The blockchain ecosystem continues to face significant security challenges, as highlighted by SlowMist’s May 2025 Security Report and their analysis of unrestricted large language models (LLMs) posing new risks to cryptocurrency security.
According to the SlowMist Hacked Archive, May 2025 saw Web3 security incidents resulting in approximately $266 million in losses, driven by 15 hacking incidents and widespread phishing attacks.
Meanwhile, the rapid rise of advanced AI tools, particularly unrestricted LLMs, is creating new vulnerabilities that could further destabilize the crypto landscape if left unaddressed.
Together, these developments underscore the urgent need for robust security measures in the evolving Web3 ecosystem
SlowMist’s May 2025 report paints a grim picture of the Web3 security landscape, with total losses reaching $266 million.
The 15 recorded hacking incidents caused $257 million in damages, though $162 million was successfully frozen or recovered, demonstrating the value of rapid response and on-chain tracing.
The report identifies smart contract vulnerabilities, oracle manipulation, and account compromises as primary causes of these breaches.
A standout incident was the attack on Cetus, a liquidity protocol on the SUI ecosystem, which suffered a staggering $230 million loss on May 22, 2025.
This attack exploited a mathematical overflow vulnerability in the protocol’s checked_shlw function, allowing the attacker to manipulate liquidity pools with just one token, resulting in billions in illicit gains.
SlowMist’s analysis emphasizes the sophistication of this attack and urges developers to rigorously validate mathematical functions in smart contracts to prevent similar exploits.
Phishing attacks also contributed significantly to May’s losses.
According to Scam Sniffer, 7,164 victims fell prey to phishing scams, losing $9.63 million.
These incidents highlight the persistent threat of social engineering in the crypto space, where attackers exploit user trust to gain access to funds.
SlowMist recommends that projects conduct regular security audits, implement comprehensive incident response plans, and educate users to verify information and avoid phishing traps.
The recovery of substantial funds in May underscores the importance of collaboration between security teams, exchanges, and blockchain analytics tools like MistTrack, which played a key role in tracing and freezing stolen assets.
Compounding these traditional threats is the emergence of unrestricted LLMs, as detailed in SlowMist’s update, Pandora’s Box: How Unrestricted LLMs Threaten Crypto Security.
Advanced AI models, such as OpenAI’s GPT series and Google’s Gemini, are transforming industries with their capabilities.

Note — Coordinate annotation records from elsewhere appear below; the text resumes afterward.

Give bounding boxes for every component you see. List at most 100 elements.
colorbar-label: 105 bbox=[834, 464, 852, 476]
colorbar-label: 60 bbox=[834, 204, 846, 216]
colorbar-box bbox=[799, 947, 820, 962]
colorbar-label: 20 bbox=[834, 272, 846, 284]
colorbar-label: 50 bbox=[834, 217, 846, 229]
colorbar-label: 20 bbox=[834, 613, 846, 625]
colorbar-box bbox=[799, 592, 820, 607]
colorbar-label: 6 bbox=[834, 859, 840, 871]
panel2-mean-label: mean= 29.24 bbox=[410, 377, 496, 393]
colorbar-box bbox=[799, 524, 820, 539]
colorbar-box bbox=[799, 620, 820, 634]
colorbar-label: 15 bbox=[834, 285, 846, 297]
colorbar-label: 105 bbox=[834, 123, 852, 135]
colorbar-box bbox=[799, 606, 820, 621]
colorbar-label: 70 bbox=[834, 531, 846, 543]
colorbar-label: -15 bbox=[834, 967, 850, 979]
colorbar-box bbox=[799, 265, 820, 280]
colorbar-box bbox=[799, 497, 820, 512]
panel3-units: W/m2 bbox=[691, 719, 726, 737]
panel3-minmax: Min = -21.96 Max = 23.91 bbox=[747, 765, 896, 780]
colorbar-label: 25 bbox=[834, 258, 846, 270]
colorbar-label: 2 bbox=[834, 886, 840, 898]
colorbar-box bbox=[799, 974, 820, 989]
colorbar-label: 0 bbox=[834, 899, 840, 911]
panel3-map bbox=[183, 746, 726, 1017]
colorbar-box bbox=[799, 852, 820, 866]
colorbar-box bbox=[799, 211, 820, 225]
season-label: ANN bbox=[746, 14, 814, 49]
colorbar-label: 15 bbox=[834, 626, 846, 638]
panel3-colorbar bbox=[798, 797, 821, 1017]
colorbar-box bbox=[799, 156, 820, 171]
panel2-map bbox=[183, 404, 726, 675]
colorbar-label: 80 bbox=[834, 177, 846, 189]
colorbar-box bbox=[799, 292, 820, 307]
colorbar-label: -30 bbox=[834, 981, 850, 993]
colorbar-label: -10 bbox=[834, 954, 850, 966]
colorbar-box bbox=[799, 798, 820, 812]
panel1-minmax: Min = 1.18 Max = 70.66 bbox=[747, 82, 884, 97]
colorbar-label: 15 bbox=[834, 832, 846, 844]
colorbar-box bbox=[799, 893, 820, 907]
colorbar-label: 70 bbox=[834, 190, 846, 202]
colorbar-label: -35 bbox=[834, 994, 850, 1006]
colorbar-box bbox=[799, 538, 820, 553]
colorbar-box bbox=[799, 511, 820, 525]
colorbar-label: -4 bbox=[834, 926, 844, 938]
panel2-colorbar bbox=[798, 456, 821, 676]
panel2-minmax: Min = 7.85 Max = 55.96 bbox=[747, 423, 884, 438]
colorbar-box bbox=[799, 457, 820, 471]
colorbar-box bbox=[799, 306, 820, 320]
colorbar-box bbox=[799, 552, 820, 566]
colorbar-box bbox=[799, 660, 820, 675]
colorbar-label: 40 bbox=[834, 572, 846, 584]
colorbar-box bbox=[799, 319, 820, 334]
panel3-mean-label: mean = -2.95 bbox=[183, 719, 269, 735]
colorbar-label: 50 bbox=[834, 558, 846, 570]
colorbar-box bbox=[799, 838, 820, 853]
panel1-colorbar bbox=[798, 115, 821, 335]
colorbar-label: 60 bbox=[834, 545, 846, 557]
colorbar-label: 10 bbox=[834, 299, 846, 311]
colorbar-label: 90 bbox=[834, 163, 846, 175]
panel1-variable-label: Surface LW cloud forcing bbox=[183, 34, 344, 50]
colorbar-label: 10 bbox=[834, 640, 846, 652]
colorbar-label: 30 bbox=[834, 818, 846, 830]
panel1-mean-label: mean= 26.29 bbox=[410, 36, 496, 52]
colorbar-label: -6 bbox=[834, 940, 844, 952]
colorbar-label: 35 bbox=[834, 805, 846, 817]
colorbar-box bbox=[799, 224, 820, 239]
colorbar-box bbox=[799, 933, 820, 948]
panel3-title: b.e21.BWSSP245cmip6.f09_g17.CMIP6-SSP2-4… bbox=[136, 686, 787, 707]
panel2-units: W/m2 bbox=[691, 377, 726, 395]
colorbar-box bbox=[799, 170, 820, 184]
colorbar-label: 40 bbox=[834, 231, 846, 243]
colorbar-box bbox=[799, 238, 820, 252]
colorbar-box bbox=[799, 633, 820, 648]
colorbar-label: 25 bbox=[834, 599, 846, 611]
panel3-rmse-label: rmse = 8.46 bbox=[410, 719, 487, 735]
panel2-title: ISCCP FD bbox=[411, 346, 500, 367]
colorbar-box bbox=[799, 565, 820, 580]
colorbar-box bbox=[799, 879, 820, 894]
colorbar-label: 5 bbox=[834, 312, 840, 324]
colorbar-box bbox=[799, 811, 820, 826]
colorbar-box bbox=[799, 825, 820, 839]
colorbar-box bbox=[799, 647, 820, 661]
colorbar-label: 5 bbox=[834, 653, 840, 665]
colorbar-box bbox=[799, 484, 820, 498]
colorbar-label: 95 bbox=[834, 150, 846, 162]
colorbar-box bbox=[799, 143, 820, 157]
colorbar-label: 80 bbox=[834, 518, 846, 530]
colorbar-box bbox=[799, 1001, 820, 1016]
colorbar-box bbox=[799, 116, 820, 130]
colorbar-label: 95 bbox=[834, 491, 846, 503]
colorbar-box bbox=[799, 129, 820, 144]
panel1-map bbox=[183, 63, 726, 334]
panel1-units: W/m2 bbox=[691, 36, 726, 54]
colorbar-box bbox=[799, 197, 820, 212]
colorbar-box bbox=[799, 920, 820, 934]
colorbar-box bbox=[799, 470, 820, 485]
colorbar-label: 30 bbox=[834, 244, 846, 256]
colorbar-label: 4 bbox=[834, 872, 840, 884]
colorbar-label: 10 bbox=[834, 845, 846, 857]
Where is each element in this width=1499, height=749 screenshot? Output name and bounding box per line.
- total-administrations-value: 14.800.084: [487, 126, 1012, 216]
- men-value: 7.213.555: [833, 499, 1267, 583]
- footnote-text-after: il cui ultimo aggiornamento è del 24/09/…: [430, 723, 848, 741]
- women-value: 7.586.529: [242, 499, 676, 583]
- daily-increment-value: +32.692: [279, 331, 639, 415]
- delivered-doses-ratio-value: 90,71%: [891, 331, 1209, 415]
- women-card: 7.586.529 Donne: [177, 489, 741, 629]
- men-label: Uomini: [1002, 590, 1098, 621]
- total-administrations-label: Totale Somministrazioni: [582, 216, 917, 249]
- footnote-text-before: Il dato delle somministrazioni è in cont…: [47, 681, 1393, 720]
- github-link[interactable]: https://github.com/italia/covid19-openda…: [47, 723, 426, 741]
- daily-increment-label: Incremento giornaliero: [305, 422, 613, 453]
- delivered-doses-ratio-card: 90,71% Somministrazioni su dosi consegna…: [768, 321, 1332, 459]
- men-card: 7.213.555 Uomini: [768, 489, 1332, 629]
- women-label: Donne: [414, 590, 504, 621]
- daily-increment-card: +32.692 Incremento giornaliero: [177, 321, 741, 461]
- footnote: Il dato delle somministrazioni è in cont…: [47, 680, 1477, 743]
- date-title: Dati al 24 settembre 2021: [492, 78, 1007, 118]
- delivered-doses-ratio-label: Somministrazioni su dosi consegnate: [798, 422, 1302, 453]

However, unrestricted versions of these models, which lack safety guardrails, are being exploited by malicious actors to target the crypto ecosystem.
These LLMs can generate highly convincing phishing messages, craft malicious smart contracts, and even exploit vulnerabilities in real time, lowering the technical barrier for cyberattacks.
SlowMist highlights how unrestricted LLMs enable attackers to automate sophisticated scams, such as creating fake investment opportunities or impersonating trusted entities.
For instance, North Korean hacker groups like Lazarus have reportedly leveraged these tools to enhance phishing campaigns, posing as legitimate firms to deceive crypto projects.
The accessibility of open-source LLMs further amplifies this threat, allowing even novice attackers to execute complex schemes.
SlowMist warns that without proper regulation and countermeasures, these models could exacerbate the already severe security challenges in Web3.
Both reports emphasize proactive measures to mitigate risks.
For traditional threats, SlowMist advocates for rigorous smart contract audits, enhanced access controls, and user education to combat phishing.
To address LLM-related risks, they recommend that projects adopt AI-specific security protocols, such as monitoring for anomalous transaction patterns and integrating advanced threat detection systems.
SlowMist’s partnerships with firms like Akamai and BitDefender, along with their tools like FireWall.x and MistEye, are critical in this fight.
The $266 million in losses in May 2025 and the growing threat of unrestricted LLMs highlight the dynamic and evolving nature of Web3 security risks.
As blockchain adoption grows, so does the sophistication of attacks.
SlowMist’s insights serve as a call to action for developers, users, and regulators to prioritize security, ensuring the blockchain ecosystem remains a safe space for innovation.